Tell us what you think.

9 comments Add your comment


November 21st, 2011
2:05 pm

what gurantee do we have against polluting the Floridian Aqufier?Fresh water is scarce as is.

Ben The Independent

November 21st, 2011
10:19 am

The Savannah harbor project is not a place to hang objections based on trade imbalances, and gotchas relating to nonexistant Environmental issues. Everyone should be honest and just say ‘I’m for’ or ‘I’m against’ Savannah being able to accommodate the larger ships coming in 2014. True competition between Savannah and Charleston ports should be allowed as that is the American way.


November 20th, 2011
11:25 pm

The problem with Savannah is that 38 MILES OF RIVER BED MUST BE DREDGED POSSIBLY CAUSING SEVERE CONTAMINATION OF GROUND WATER, SEVERAL THOUSAND ACRES OF MARSH, A TOTAL WASTE OF MORE THAN $600 MILLION! Savannah is not a natural harbor, Charleston is! The proposed joint port in Jasper County should be put through licensing and environmental review post haste, fast tracked, and, the $600 million used to begin that construction with a goal of operations in 2 to 3 years! Then both states will reap the benefit!


November 20th, 2011
6:42 pm

I’m glad to see Atlanta and Georgia thinking globally. It’s also vital that the region just don’t depend on the Atlanta Airport for the transport of cargo.


November 20th, 2011
1:27 pm

This project should’ve been started years ago. It’s Basic Infrastructure 101, no less important than maintaining roads and bridges and building dams and reservoirs. All this hullabaloo about scraping some mud off a river bottom, just get on with it!

Grob Hahn

November 20th, 2011
1:23 pm

It would be nice to “just say no” to Chinese products wouldn’t it? But we can’t because the American companies who used to make those products are gone. Those companies and those jobs were sold out from under us. The only way we can regain this is to support American companies who attempt to rebuild that sector of the economy. And that isn’t going to be cheap. A Chinese toaster can be had for less than $20. An American toaster will cost $40 or more. So there’s the choice we have to come to terms with.
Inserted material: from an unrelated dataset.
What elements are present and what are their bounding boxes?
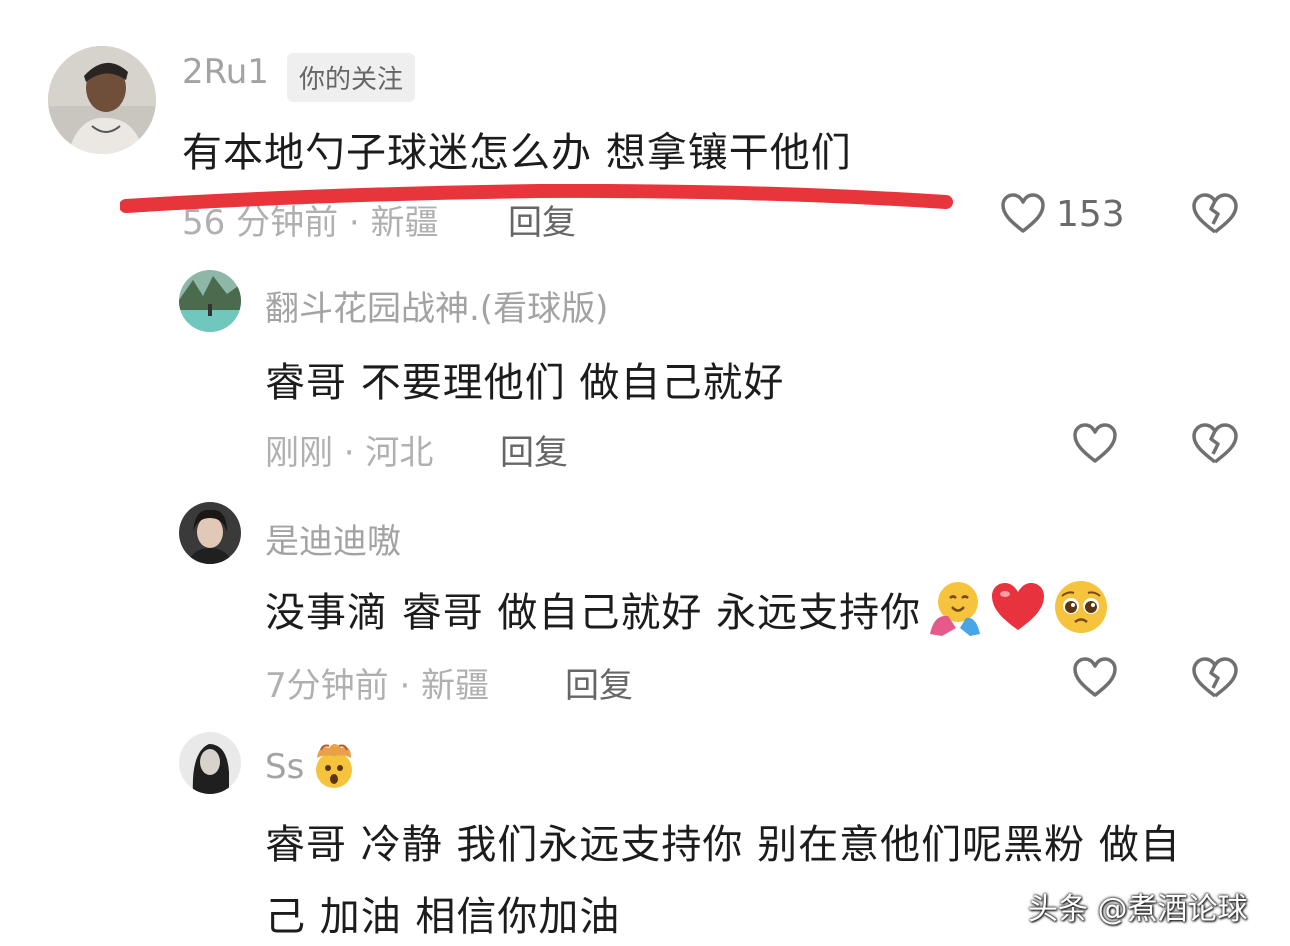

If we want America back, we can’t keep buying China.


November 20th, 2011
8:44 am

Just say no to more China junk into our country!

nelson howard

November 20th, 2011
7:49 am

$600,000,000 million dollars when th eCongressional Super Committee is unable at this time to cut much of any thing from the budget. According to the Army Corp of Engineers, the Savannah River would have to be dredged to a depth of 48 feet for a distance of 38 miles, all the way to Garden City.
Also, there would be a very dramatic decrease in the oxygen levels in the river threatening the wild life. Lastly, but certainly not leastly, there is a strong possiblity that dredging that deep wil contaminate the ground water in the area that is the drinking water for 1.5 million people.
Also, from the 1950s, large ships have been traversing the Great Lakes and blowing their ballast into the St. Lawrence River as well as the Great Lakes leaving an incrustation of Zebra Mussells carpeting the bottom as as well as water intakes.